CIMOMHandleIFCRef chdl = env->getCIMOMHandle();
CIMClass cc = chdl->getClass(...);
...
CIMInstance ci = chdl->getCIMOMHandle()->getInstance(...);

With this approach, the communication channel established with the call to env->getCIMOMHandle(), will be re-used in subsequent calls to the CIMOM. It is also very important to remember that the CIMOMHandleIFCRef returned from env->getCIMOMHandle() is NOT thread safe. All access to it should be synchronized or each thread should have its own CIMOMHandleIFC retrieved from a separate call to env->getCIMOMHandle().

Using OpenWBEM-4 Security Features

A provider may choose to take advantage of some of the new security features of OpenWBEM-4.

Provider UserContext

One of the properties in the Out of Process Provider (OOPP) registration schema is UserContext. The quickest way to get a provider running with reasonable security is to set this to 2 (Operation). This means that the provider will run as the authenticated user associated with the request that is being routed to the provider.

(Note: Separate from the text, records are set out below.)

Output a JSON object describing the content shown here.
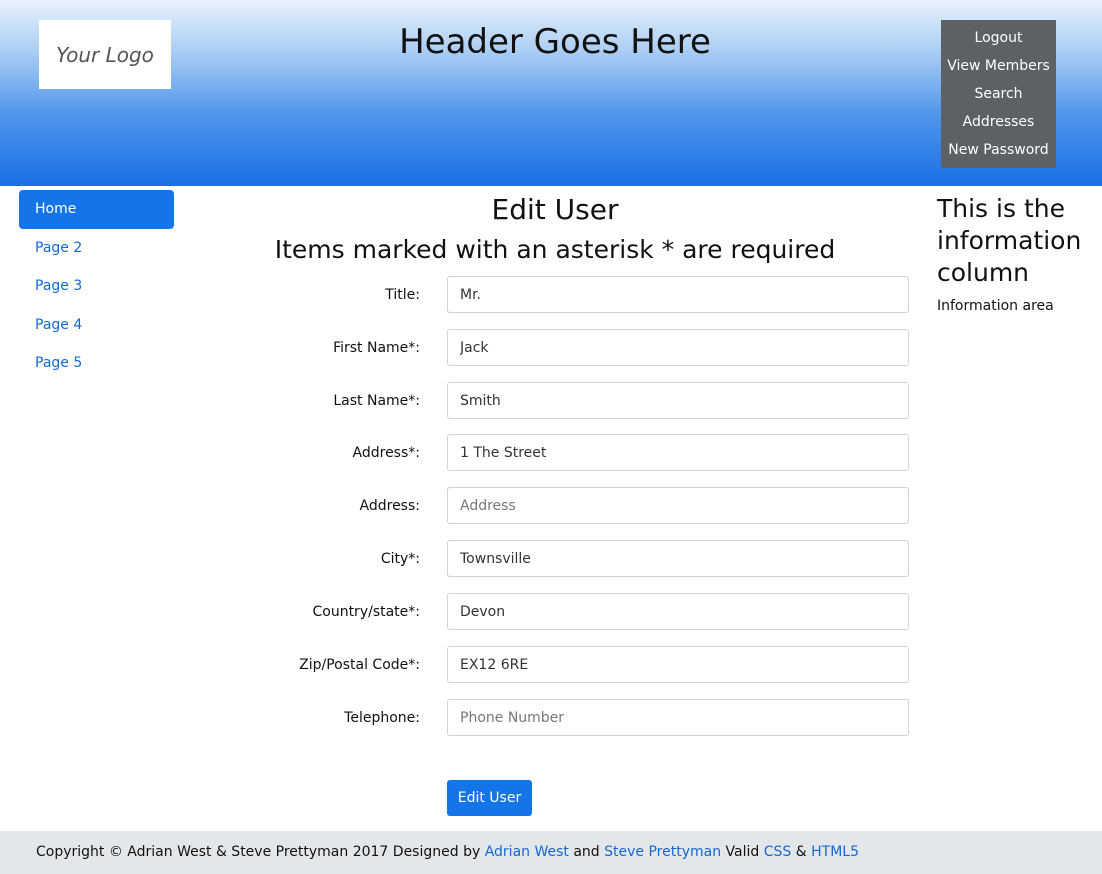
{
  "header": {
    "logo_text": "Your Logo",
    "title": "Header Goes Here",
    "nav": [
      "Logout",
      "View Members",
      "Search",
      "Addresses",
      "New Password"
    ]
  },
  "sidebar": {
    "items": [
      {
        "label": "Home",
        "active": true
      },
      {
        "label": "Page 2"
      },
      {
        "label": "Page 3"
      },
      {
        "label": "Page 4"
      },
      {
        "label": "Page 5"
      }
    ]
  },
  "main": {
    "title": "Edit User",
    "subtitle": "Items marked with an asterisk * are required",
    "fields": [
      {
        "label": "Title:",
        "value": "Mr.",
        "placeholder": ""
      },
      {
        "label": "First Name*:",
        "value": "Jack",
        "placeholder": ""
      },
      {
        "label": "Last Name*:",
        "value": "Smith",
        "placeholder": ""
      },
      {
        "label": "Address*:",
        "value": "1 The Street",
        "placeholder": ""
      },
      {
        "label": "Address:",
        "value": "",
        "placeholder": "Address"
      },
      {
        "label": "City*:",
        "value": "Townsville",
        "placeholder": ""
      },
      {
        "label": "Country/state*:",
        "value": "Devon",
        "placeholder": ""
      },
      {
        "label": "Zip/Postal Code*:",
        "value": "EX12 6RE",
        "placeholder": ""
      },
      {
        "label": "Telephone:",
        "value": "",
        "placeholder": "Phone Number"
      }
    ],
    "submit_label": "Edit User"
  },
  "info": {
    "title": "This is the information column",
    "text": "Information area"
  },
  "footer": {
    "prefix": "Copyright © Adrian West & Steve Prettyman 2017 Designed by",
    "link1": "Adrian West",
    "and": "and",
    "link2": "Steve Prettyman",
    "valid": "Valid",
    "css": "CSS",
    "amp": "&",
    "html5": "HTML5"
  },
  "colors": {
    "accent": "#1475e8",
    "nav_bg": "#5d6165",
    "footer_bg": "#e4e7ea"
  }
}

For increased security, the UserContext can be set to 5 (Operation Monitored). In this mode of operation, the provider runs as an unprivileged system user (owprovdr). However, the provider has a privilege monitor attached to it that allows it to access a finite, configured set of system resources with escalated privileges. The privilege monitor runs as the authenticated user associated with the request that is being routed to the provider. A UserContext of 5 (Operation Monitored) is preferred to a UserContext of 4 (Monitored), because with a UserContext of 4 the privilege monitor for the provider always runs as root. This would allow root access to some system resources to non-root users accessing the CIMOM.

If your provider does not require privileged access to any resources, you should set UserContext = 5 (Operation Monitored) and use a privilege file with no privilges and specify an unpriv_user other than owcimomd (e.g. owprovdr). Even though it would appear to be the most secure, UserContext = 3 (unprivileged) ends up running the provider as the same user as owcimomd, and if the provider were to be compromised, the attacker could then gain control of owcimomd and attempt to gain root access via it's monitor.

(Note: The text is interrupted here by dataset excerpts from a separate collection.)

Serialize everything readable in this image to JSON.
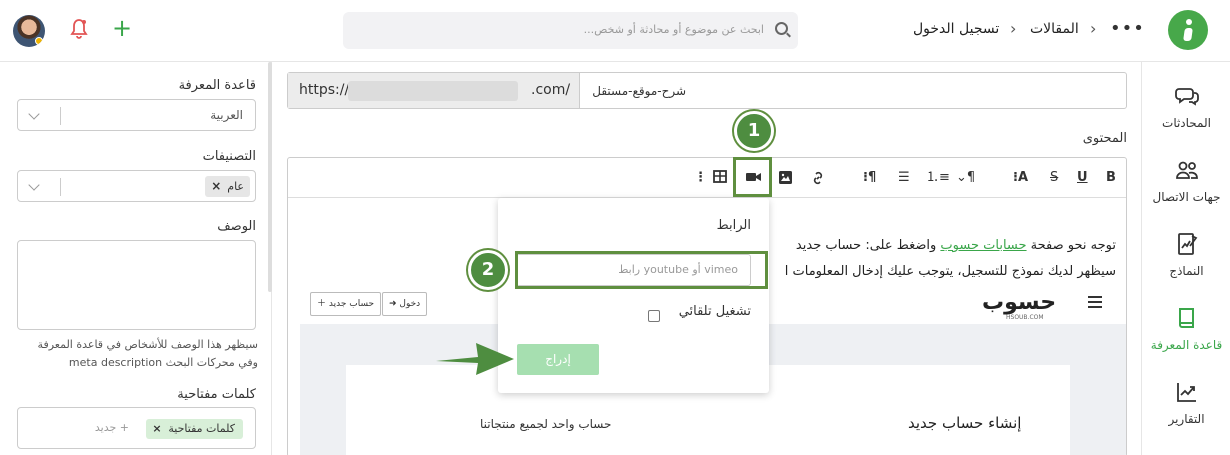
{
  "header": {
    "breadcrumb": [
      "المقالات",
      "تسجيل الدخول"
    ],
    "more": "•••",
    "search_placeholder": "ابحث عن موضوع أو محادثة أو شخص...",
    "brand_color": "#47a84a"
  },
  "nav": {
    "items": [
      {
        "label": "المحادثات",
        "icon": "chat-icon"
      },
      {
        "label": "جهات الاتصال",
        "icon": "contacts-icon"
      },
      {
        "label": "النماذج",
        "icon": "forms-icon"
      },
      {
        "label": "قاعدة المعرفة",
        "icon": "book-icon",
        "active": true
      },
      {
        "label": "التقارير",
        "icon": "chart-icon"
      }
    ]
  },
  "sidebar": {
    "kb_label": "قاعدة المعرفة",
    "kb_value": "العربية",
    "cat_label": "التصنيفات",
    "cat_tag": "عام",
    "desc_label": "الوصف",
    "desc_help": "سيظهر هذا الوصف للأشخاص في قاعدة المعرفة وفي محركات البحث meta description",
    "kw_label": "كلمات مفتاحية",
    "kw_tag": "كلمات مفتاحية",
    "kw_new": "+ جديد"
  },
  "main": {
    "url_prefix": "https://",
    "url_suffix": ".com/",
    "slug": "شرح-موقع-مستقل",
    "content_label": "المحتوى",
    "line1_a": "توجه نحو صفحة ",
    "line1_link": "حسابات حسوب",
    "line1_b": " واضغط على: حساب جديد",
    "line2": "سيظهر لديك نموذج للتسجيل، يتوجب عليك إدخال المعلومات ا",
    "shot": {
      "brand": "حسوب",
      "brand_sub": "HSOUB.COM",
      "login": "دخول",
      "new_account": "حساب جديد",
      "heading": "إنشاء حساب جديد",
      "sub": "حساب واحد لجميع منتجاتنا"
    }
  },
  "popup": {
    "label": "الرابط",
    "placeholder": "رابط youtube أو vimeo",
    "autoplay": "تشغيل تلقائي",
    "insert": "إدراج"
  },
  "annotations": {
    "step1": "1",
    "step2": "2",
    "color": "#4e8d40"
  }
}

UserContext values of 2 and 5 are acceptable. If you think you require 1, 3 or 4, you may want to re-think your design.

Using the Privilege Monitor

To run a provider with UserContext = 5 (Operation Monitored), you need to do a few steps.

• Create a privilege file under /etc/openwbem/privileges/
• Specify the privilege file in the MonitorPrivilegesFile property of the registration instance.
• Add a -m switch to the Args property in the provider registration instance.
• Use the PrivilegeManager API to perform any task that requires escalated privileges.

The grammer for the privilege file syntax can be found here.

The PrivilegeManager API can be used to do things such as opening files for reading or writing, and executing processes with escalated privileges.

More detailed information about these new features in OpenWBEM 4 can be found here

Per-Provider AppArmor Profiles

To create per-provider apparmor profiles, simply place your profile in /etc/apparmor.d/openwbem/owoopcpp1pr or /etc/apparmor.d/openwbem/owoopcmpipr (depending on whether the provider is C++ or CMPI). The file name needs to be the same as your provider library, with the "lib" and ".so" removed. For example, an apparmor profile for the CMPI provider /usr/lib/cmpi/libfooprovider.so would be found in /etc/apparmor.d/openwbem/owoopcmpipr/fooprovider.

If your provider RPM contains an AppArmor profile, you need to call /usr/sbin/ow_gen_aa_profiles in %post and %postun.